ATLANTA – U.S. Senator Kelly Loeffler (R-Ga.) urged the Trump administration to prevent American taxpayer money from going to abortions and abortion advocacy abroad.

Loeffler joined U.S. Senator James Lankford (R-Okla.) and U.S. Representative Cathy McMorris Rogers (Wash.-05) in sending a bicameral letter to the Acting Administrator for the US Agency for International Development (USAID) John Barsa urging him to prevent American coronavirus relief funding from going toward pro-abortion lobbying or advocacy efforts in other countries via the United Nations (UN) in violation of the Siljander Amendment, which prevents taxpayer dollars from being used to lobby about abortion.
 
“We agree with you that the ‘UN should not use this crisis as an opportunity to advance access to abortion as an ‘essential service.’’ Your insistence that UN agreements and activities should be neutral on abortion is crucial to enforcing the Siljander amendment, so that the billions of US taxpayer dollars given annually to the UN are not used to lobby for abortion.

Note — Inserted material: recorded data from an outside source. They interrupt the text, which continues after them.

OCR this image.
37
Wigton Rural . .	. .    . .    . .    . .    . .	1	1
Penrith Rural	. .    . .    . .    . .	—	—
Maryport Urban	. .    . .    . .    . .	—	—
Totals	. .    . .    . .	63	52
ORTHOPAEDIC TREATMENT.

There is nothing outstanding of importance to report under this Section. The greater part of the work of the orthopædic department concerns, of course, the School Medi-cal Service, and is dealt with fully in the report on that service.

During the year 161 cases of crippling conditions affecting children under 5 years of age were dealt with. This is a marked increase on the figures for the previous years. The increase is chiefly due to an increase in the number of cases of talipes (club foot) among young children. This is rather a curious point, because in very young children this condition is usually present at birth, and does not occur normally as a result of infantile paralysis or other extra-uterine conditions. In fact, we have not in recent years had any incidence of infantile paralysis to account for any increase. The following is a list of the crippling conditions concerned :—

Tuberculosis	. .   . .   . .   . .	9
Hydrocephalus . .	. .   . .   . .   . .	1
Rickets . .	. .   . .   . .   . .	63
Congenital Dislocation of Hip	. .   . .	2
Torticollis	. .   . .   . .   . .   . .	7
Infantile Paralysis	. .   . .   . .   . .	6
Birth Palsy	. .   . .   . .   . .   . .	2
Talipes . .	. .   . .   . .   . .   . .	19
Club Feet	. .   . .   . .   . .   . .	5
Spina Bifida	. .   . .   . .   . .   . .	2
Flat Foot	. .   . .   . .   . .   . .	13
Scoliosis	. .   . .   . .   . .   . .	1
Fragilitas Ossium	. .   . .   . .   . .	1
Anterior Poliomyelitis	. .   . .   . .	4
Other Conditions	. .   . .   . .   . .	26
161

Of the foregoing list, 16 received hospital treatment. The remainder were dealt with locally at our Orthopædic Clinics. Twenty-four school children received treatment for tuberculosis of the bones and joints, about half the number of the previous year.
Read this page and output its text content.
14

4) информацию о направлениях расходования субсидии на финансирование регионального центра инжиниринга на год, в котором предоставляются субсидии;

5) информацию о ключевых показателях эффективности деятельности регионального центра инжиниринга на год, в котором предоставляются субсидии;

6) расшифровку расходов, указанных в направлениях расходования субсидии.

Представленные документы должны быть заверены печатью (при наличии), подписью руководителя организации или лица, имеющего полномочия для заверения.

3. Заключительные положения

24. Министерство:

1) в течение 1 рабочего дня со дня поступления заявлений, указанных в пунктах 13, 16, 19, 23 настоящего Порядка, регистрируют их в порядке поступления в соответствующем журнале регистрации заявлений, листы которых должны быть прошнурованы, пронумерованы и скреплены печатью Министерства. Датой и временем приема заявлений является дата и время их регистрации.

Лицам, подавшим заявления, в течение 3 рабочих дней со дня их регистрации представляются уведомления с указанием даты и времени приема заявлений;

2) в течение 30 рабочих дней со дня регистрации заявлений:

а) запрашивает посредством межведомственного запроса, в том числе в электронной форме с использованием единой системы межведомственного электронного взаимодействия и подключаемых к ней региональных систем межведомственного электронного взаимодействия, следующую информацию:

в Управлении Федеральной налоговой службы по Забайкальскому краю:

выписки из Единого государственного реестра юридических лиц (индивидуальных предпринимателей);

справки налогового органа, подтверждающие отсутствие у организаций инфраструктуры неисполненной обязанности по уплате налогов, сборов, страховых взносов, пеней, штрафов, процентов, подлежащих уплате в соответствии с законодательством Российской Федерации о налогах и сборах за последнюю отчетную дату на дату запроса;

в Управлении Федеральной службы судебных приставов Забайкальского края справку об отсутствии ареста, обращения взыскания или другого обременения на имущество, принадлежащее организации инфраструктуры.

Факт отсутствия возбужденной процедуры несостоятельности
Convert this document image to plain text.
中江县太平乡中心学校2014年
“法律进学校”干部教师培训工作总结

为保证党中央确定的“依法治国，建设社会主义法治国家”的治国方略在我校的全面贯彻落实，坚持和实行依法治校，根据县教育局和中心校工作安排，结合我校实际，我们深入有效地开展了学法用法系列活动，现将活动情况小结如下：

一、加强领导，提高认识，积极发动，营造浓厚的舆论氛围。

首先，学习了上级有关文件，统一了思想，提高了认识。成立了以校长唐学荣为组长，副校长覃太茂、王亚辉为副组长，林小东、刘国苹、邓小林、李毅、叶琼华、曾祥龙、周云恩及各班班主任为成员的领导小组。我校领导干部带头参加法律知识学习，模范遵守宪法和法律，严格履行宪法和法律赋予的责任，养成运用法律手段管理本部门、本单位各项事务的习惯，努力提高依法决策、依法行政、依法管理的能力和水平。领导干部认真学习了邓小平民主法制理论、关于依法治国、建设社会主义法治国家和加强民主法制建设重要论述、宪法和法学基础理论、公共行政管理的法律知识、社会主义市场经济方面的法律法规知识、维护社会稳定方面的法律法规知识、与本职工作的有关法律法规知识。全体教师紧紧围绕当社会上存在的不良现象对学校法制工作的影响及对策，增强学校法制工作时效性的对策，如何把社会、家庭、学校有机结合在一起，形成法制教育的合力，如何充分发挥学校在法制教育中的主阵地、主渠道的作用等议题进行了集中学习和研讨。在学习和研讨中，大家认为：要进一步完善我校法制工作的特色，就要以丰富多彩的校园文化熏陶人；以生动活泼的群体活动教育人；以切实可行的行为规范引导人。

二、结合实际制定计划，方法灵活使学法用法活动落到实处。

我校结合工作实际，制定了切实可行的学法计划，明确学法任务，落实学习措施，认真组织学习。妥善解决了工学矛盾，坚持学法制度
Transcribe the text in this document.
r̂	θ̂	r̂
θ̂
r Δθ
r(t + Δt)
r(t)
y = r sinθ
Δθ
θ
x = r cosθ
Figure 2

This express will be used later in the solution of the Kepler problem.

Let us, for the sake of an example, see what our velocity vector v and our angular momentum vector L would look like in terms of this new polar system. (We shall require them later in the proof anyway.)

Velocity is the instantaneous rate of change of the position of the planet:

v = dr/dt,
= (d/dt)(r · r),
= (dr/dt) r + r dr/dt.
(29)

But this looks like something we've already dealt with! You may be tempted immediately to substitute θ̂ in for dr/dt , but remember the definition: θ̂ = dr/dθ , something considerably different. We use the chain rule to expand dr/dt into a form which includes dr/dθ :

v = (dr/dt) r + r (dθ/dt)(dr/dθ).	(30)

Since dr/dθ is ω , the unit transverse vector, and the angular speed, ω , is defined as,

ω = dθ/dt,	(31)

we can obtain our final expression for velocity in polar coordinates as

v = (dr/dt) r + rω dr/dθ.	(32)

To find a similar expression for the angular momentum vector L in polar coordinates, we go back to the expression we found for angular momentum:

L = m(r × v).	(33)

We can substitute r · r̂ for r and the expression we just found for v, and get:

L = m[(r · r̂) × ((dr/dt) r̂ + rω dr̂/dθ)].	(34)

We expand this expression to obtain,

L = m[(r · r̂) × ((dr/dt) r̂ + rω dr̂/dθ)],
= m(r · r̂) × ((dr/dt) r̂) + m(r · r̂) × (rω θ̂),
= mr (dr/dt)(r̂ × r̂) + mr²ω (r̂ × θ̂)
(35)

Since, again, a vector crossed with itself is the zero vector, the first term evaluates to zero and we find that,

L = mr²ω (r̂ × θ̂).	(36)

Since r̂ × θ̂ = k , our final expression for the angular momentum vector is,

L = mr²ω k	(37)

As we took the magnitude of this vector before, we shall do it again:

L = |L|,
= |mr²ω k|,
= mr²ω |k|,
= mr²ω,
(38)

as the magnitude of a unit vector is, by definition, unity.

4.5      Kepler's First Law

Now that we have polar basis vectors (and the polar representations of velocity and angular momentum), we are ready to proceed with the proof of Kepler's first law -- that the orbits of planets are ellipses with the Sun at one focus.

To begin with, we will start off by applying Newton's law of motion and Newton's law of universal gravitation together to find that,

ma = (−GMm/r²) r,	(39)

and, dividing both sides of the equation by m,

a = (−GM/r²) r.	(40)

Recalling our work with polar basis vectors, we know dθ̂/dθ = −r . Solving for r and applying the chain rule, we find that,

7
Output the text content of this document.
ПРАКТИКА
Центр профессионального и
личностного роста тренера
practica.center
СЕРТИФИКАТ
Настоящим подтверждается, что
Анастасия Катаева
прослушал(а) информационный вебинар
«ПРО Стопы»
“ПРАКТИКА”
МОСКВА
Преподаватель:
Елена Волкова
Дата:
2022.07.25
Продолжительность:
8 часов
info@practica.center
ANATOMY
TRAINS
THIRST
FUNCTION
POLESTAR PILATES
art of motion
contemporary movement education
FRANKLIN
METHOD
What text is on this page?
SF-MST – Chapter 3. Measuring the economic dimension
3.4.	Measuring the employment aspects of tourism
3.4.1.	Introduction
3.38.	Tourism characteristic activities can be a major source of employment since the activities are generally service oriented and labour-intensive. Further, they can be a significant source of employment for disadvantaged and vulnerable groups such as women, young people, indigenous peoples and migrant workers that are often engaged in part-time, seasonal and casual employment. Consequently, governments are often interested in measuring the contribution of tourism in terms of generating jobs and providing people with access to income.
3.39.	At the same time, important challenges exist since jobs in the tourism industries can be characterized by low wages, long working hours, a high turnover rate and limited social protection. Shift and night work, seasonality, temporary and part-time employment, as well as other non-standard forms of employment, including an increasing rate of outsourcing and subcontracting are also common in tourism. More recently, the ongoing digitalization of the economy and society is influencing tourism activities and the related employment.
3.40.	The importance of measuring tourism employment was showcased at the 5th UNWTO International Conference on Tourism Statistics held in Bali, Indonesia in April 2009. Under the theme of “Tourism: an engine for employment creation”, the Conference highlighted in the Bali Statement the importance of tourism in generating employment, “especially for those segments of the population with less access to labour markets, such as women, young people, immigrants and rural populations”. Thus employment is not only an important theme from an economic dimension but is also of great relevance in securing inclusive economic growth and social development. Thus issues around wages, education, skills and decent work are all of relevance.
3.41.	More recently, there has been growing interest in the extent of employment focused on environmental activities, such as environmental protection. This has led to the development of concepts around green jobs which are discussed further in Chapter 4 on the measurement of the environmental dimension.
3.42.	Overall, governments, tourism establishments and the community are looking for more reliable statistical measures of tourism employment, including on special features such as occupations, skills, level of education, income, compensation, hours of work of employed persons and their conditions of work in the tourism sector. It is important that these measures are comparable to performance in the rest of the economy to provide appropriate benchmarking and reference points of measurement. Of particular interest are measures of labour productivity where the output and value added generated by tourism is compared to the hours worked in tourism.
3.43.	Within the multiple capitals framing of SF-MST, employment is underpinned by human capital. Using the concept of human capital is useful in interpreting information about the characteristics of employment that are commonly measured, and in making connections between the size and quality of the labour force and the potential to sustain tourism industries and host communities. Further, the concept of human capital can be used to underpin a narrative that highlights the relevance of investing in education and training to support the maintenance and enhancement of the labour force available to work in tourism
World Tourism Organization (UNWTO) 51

To that end, we also urge additional action to protect US funds from being used by UN organizations to perform or promote abortions,” the members wrote.
 
“The UN’s COVID-19 Global Humanitarian Response Plan is only the latest example of the UN’s brazen imposition of abortion and a fictitious international right to abortion, which violates the sovereignty of its member states and UN conventions that affirm the right to life,” the members continued. “UN organizations that lobby for abortion include the World Health Organization,  the United Nations Population Fund,  the UN Commission on Human Rights,  and the United Nations Entity for Gender Equality and the Empowerment of Women.  
 
“Therefore, we also urge additional action to protect US funds from being used by UN organizations to perform or promote abortions.”
 
Text of the letter can be found here. The letter is also signed by Senators Jim Inhofe (R-Okla.), Steve Daines (R-Mont.), Kevin Cramer (R-N.D.), Mike Braun (R-Ind.), Thom Tillis (R-N.C.), Rob Portman (R-Ohio), Marsha Blackburn (R-Tenn.), Tim Scott (R-S.C.) and Jerry Moran (R-Kan.).